Catherine Shoard on utilising brownfield sites for building those new houses we ‘need’…
The government cannot allow Ebbsfleet to fail. The investment already committed is enormous. HS1, too, didn’t come cheap, and public feeling about its Midlands sister depends to some extent on its success.
Plus, Ebbsfleet isn’t just any old new garden city, it’s the first of three proposed. Whither Bicester (earmarked as number 2) if this one shrivels?
There is another reason, too. The project is a de facto poster child for a significant piece of policy brought in shortly after the election. This loosens planning controls and all but guarantees consent to develop any suitable brownfield sites for housing – including, where necessary, compulsory purchase orders.

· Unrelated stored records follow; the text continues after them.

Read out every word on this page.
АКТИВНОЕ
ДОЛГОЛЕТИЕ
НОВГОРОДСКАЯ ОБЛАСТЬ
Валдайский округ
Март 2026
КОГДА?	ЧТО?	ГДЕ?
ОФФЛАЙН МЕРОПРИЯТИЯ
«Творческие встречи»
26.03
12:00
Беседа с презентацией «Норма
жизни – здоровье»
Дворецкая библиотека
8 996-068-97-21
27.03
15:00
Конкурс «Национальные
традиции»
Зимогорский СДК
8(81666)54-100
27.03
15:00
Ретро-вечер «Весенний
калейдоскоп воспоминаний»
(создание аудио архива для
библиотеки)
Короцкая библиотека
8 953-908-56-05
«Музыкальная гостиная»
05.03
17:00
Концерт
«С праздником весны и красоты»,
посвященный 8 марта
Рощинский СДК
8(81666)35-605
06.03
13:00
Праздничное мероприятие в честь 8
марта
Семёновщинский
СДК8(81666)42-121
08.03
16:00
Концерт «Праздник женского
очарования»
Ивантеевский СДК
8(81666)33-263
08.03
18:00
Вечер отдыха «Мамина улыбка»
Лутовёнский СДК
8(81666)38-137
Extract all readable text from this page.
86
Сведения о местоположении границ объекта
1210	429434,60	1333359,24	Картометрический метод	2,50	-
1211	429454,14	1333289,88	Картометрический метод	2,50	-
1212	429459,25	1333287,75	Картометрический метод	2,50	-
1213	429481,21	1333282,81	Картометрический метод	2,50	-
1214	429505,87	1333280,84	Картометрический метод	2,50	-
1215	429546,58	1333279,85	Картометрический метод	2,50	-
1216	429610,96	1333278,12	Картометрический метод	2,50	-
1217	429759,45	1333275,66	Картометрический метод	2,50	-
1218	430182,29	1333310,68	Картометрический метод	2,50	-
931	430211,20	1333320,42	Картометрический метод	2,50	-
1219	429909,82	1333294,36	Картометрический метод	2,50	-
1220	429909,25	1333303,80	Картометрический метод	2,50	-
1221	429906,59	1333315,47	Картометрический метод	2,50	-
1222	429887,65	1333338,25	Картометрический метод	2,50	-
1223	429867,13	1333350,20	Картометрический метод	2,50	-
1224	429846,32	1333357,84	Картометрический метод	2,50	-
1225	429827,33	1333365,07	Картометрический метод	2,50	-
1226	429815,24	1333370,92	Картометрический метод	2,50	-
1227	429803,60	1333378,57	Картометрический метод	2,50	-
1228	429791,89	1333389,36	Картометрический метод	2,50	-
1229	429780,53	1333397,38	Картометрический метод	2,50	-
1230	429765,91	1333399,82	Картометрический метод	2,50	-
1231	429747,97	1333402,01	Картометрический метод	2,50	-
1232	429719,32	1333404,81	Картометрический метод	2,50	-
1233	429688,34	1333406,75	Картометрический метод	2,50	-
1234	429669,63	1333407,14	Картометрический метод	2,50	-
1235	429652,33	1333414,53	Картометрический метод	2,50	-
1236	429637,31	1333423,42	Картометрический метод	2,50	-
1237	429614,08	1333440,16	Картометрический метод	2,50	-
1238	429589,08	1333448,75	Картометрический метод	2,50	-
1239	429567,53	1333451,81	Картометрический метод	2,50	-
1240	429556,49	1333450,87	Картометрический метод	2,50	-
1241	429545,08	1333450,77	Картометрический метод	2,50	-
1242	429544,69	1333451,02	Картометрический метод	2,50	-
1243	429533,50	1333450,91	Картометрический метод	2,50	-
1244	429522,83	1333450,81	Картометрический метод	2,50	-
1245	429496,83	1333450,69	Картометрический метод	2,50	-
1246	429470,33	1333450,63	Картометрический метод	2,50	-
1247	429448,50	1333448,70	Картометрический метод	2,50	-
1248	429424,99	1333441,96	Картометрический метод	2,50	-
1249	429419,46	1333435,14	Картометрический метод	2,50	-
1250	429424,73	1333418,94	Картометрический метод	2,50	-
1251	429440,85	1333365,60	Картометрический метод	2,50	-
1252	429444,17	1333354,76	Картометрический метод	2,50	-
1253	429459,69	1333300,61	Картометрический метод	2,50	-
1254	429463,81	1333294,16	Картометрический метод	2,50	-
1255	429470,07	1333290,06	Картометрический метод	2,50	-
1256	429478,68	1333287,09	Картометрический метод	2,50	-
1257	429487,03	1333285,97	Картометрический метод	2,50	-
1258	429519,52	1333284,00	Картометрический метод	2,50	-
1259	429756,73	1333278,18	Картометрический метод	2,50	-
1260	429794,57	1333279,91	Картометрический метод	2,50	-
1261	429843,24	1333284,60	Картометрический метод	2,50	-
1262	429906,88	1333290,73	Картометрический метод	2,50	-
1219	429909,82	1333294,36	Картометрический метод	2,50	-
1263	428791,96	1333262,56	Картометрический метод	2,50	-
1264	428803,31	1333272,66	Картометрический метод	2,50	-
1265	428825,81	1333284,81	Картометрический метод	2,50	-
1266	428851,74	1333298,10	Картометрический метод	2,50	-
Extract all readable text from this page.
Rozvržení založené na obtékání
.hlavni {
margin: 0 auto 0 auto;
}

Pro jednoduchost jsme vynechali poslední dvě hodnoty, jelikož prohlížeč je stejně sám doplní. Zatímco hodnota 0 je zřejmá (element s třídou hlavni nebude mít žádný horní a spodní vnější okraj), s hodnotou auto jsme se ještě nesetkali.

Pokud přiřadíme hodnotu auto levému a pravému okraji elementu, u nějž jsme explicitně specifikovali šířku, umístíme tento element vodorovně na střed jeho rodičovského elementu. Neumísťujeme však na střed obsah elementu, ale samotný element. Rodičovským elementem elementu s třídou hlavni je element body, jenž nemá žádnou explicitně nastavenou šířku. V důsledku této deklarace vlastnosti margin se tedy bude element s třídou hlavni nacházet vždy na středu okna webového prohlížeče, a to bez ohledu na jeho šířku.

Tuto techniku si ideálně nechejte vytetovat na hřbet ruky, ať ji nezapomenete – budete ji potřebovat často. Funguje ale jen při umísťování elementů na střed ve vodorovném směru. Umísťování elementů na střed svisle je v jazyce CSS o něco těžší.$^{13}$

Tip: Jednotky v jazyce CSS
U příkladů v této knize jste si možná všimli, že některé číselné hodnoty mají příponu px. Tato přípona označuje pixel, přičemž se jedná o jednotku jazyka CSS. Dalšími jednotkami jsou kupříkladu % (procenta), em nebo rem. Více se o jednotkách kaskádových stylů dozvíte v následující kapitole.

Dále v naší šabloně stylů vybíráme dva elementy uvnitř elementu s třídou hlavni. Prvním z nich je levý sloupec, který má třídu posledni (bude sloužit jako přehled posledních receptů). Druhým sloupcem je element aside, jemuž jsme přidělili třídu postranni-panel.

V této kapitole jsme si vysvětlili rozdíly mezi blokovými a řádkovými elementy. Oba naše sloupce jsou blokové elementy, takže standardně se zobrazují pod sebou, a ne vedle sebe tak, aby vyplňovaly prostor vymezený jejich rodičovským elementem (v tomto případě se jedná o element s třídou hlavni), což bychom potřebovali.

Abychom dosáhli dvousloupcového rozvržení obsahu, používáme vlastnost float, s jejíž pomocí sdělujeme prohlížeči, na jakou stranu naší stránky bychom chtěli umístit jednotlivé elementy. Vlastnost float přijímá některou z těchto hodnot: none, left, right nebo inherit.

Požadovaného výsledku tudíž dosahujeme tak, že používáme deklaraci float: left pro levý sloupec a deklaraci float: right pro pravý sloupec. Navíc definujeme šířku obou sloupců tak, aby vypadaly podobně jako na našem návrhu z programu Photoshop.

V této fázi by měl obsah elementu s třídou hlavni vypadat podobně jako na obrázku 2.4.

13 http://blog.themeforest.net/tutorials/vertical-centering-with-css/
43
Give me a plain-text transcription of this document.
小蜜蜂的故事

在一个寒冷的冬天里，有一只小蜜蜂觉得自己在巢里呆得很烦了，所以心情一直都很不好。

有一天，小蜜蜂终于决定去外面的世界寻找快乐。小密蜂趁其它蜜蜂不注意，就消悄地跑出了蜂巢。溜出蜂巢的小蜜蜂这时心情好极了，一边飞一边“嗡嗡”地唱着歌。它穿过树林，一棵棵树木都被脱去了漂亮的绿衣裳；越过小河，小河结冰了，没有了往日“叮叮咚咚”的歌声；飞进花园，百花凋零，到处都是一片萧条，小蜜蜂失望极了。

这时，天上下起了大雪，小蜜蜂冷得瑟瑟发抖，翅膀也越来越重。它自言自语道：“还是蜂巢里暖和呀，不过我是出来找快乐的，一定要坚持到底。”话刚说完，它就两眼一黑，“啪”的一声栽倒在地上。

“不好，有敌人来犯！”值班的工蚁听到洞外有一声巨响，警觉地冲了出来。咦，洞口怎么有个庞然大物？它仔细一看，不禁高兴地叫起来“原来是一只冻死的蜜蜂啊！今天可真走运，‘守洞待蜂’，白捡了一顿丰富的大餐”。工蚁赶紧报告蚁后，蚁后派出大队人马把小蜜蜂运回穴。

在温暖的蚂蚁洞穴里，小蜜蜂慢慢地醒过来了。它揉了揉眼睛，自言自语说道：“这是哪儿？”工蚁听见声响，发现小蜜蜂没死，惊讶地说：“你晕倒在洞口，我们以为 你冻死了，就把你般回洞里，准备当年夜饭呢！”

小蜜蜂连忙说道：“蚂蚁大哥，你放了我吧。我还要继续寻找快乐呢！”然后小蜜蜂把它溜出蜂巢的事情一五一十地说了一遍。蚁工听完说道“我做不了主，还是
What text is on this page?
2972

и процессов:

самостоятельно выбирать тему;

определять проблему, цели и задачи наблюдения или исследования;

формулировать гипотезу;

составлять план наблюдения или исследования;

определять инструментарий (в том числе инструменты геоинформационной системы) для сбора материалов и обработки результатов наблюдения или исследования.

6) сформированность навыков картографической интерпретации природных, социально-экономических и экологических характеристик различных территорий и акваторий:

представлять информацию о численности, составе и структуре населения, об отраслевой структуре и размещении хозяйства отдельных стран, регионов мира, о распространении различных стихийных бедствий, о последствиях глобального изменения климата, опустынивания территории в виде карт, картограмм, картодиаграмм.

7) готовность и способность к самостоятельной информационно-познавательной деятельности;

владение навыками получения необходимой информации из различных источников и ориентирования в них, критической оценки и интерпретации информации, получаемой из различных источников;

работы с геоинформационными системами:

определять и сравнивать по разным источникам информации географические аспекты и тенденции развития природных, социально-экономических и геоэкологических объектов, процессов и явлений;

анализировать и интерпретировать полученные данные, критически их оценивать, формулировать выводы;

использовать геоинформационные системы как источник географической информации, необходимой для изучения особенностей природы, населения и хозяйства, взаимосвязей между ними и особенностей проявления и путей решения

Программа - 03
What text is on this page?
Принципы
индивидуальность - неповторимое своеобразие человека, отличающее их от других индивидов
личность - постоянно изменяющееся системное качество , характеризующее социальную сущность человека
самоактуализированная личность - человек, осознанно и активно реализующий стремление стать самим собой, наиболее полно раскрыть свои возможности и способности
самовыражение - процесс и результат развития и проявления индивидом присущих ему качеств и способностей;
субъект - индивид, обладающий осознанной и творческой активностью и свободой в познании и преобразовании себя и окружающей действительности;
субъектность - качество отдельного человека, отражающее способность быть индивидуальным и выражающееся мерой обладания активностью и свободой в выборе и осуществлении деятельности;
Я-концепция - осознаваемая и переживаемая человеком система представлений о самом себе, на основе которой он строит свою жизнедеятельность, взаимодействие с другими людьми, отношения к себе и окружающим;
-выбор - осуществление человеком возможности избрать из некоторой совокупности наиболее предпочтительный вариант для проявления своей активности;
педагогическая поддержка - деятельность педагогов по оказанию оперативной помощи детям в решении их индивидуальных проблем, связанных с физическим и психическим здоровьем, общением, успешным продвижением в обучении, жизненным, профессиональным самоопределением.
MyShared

Reaction at the time was positive. We need more houses, after all. But the easy ride is also a matter of rhetoric: endlessly invoked, rarely queried. Better brownfield than green, right? Obviously it’s preferable to raze wasteland than ravage undefiled countryside.
Well, obviously! Right?
No. Not so obviously. Supposedly Arcadian greenfield Britain includes intensively farmed prairies, fields of polytunnels and industrial forestry hospitable neither to walkers nor wildlife. Indeed, it’s the destruction of much of our countryside that has made so much brownfield invaluable. The lack of human and chemical intervention in these disused quarries and rubbish dumps, railway sidings and former factories, gives nature a fighting chance of survival.
Yet even before this summer, such territory was vulnerable. In 2013, research found that over 50% of wildlife-rich brownfield in the Thames Gateway has been lost, damaged or is under threat. The fallout from the new ruling will push that figure far higher.
So we should raze all our green belt and agricultural land to build homes for our swelling population instead?
This is the politics of the madhouse.